Shares in GUD Holdings (GUD) rose by close to 7% at one stage yesterday after investors concluded the company’s December 31 half year results were a bit better than expected and contained no unwelcome surprises, especially from its troubles Oates and Dexion divisions.
In fact the news from both yesterday showed an improvement, and GUD management made it clear that Dexion could be sold if the deal was right.
Interim dividend was boosted one cent or 5% to 21 cents a share fully franked as the company maintained its full year guidance for of around $85 million for underlying earnings before interest and tax.
As a result the shares closed up 3.8% at $10.08.
The takeaway from yesterday’s report and analysts briefing is that the company is now looking to concentrate on its well performed automotive business.
CEO Jonathan Ling said in yesterday’s statement that the company “is anticipating an improvement in trading performance in the second half, which will be underpinned by continued strong profit growth from the automotive business, including a full half’s contribution from Griffiths Equipment in New Zealand”.
“We also expect financial performance at Davey to benefit from increased sales coming from customer gains in new Australian distribution channels and an improvement in New Zealand, following the recent management change in that business.”
“As noted, Oates is expecting profit growth from the recovery in the hardware sector, an improved currency position and further overhead cost savings. The recent trajectory of improvement in Dexion is expected to continue throughout the second half”, he said.
“These factors give us confidence in reaffirming the guidance provided at the Annual General Meeting for a full year underlying EBIT (Earnings Before Interest and Tax)of around $85 million”, Mr Ling concluded.
Statutory net profit after tax, for the December 31 half year was $17.7 million, up from $1.7 million in the previous corresponding period (when earnings were depressed by losses and write down in Dexion in particular.
Underlying after tax net profit was $24.7 million, up 26% on the number previously reported for the same period last year. The 2017 first half result includes the sale of the Sunbeam and Lock Focus businesses.
Underlying after tax net profit of $24.7 million was up 8% on the same period last year on a like-for-like basis.
Based on last year’s reported result, revenue eased to $291 million, due to the divestments. But on a continuing businesses basis. it improved, thanks to solid growth of 10% was achieved in the company’s Automotive division, which was offset by declines in Davey, Dexion and Oates.
Underlying EBIT compared to last year’s reported result, increased 5% to $39.1 million with Automotive contributing a 10% uplift and Dexion reporting a $1.9 million improvement, although it remains in a minor loss position. Davey and Oates both reported lower EBIT results compared with the same time last year.
Automotive, which includes Ryco oil, air and fuel filters and Narva accessories, reported earnings of $35.9 million.
Mr Ling said the auto division was expected to grow its market in the second half of the year and the company expects to announce one or two small acquisitions in the sector before year’s end.

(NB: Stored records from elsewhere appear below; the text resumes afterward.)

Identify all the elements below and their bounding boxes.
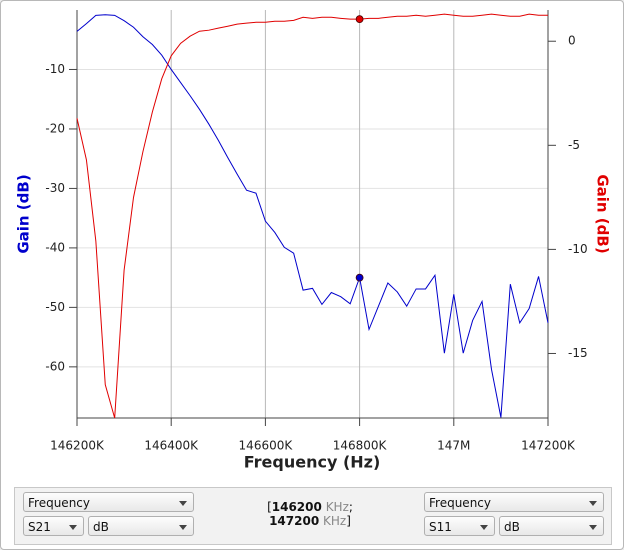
range-start: 146200 bbox=[271, 500, 322, 514]
marker bbox=[355, 15, 364, 24]
separator: ; bbox=[348, 500, 353, 514]
format-select[interactable]: dB bbox=[88, 516, 194, 536]
x-axis-title: Frequency (Hz) bbox=[244, 453, 381, 472]
range-label: [146200 KHz; 147200 KHz] bbox=[235, 500, 385, 528]
y2-axis-title: Gain (dB) bbox=[594, 174, 612, 253]
bracket: [ bbox=[267, 500, 272, 514]
bracket: ] bbox=[346, 514, 351, 528]
x-tick-label: 146200K bbox=[50, 439, 105, 453]
y2-tick-label: 0 bbox=[568, 34, 576, 48]
x-tick-label: 147M bbox=[437, 439, 470, 453]
y2-tick-label: -10 bbox=[568, 242, 588, 256]
range-end: 147200 bbox=[269, 514, 320, 528]
x-tick-label: 146400K bbox=[144, 439, 199, 453]
y-axis-title: Gain (dB) bbox=[15, 174, 33, 253]
series-line bbox=[76, 13, 548, 419]
y-tick-label: -20 bbox=[45, 121, 65, 135]
y-tick-label: -40 bbox=[45, 240, 65, 254]
x-axis-select[interactable]: Frequency bbox=[23, 492, 194, 512]
param-select[interactable]: S11 bbox=[424, 516, 495, 536]
plot-area bbox=[77, 10, 548, 418]
marker bbox=[355, 273, 364, 282]
x-tick-label: 146600K bbox=[239, 439, 294, 453]
y-tick-label: -60 bbox=[45, 359, 65, 373]
y2-tick-label: -5 bbox=[568, 138, 580, 152]
y2-tick-label: -15 bbox=[568, 346, 588, 360]
x-axis-select[interactable]: Frequency bbox=[424, 492, 604, 512]
y-tick-label: -10 bbox=[45, 62, 65, 76]
y-tick-label: -30 bbox=[45, 181, 65, 195]
chart: Frequency (Hz) Gain (dB) Gain (dB) -10 -2… bbox=[15, 10, 612, 472]
x-tick-label: 147200K bbox=[521, 439, 576, 453]
format-select[interactable]: dB bbox=[499, 516, 604, 536]
series-line bbox=[76, 14, 549, 418]
control-panel: Frequency S21 dB [146200 KHz; 147200 KHz]… bbox=[14, 487, 612, 545]
y-tick-label: -50 bbox=[45, 300, 65, 314]
unit: KHz bbox=[323, 514, 347, 528]
x-tick-label: 146800K bbox=[333, 439, 388, 453]
param-select[interactable]: S21 bbox=[23, 516, 84, 536]
unit: KHz bbox=[325, 500, 349, 514]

“In terms of acquisition, at the moment our total focus is on automotive,” he told analysts. The result included a pre-tax loss of $8.7 million classified as significant items, which consisted of a $2.5 million restructuring charge in Dexion and $6.1 million of losses on the sale of Sunbeam and Lock Focus.
Net debt fell $163 million from $191 million in the previous corresponding period. Operating cash flow of $15 million was $4 million lower than the previous corresponding period due to increased tax payments.
“The performance of our automotive business remains the highlight of our financial results, with double digit growth in both revenue and EBIT reflecting the favourable industry dynamics coupled with substantial internal programs centred on new product introductions and securing new customers,” Mr Ling said.
“This six months has been an active one for the group in relation to portfolio-shaping activities. On 1st July 2016 we divested the remaining stakes in the Sunbeam joint ventures. In December we sold the Lock Focus security products business and in October we acquired Brown & Watson’s distributor in New Zealand, Griffiths Equipment,” he said.
“The result from the divestment activities was a net cash inflow of $37.7 million. We spent just over $7.3 million on the Griffiths Equipment acquisition and paid out $20 million for the earn-out on the FY16 acquisition of Brown & Watson. These activities are consistent with our stated objective of owning market leading businesses that are scalable and have strong competitive positions in growth sectors,” Mr Ling said.
“Our turnaround activities in Dexion remain on-going and have resulted in the business trading at near break-even levels in recent months. Oates and Davey experienced difficult trading environments and a performance uplift is expected in the second half.”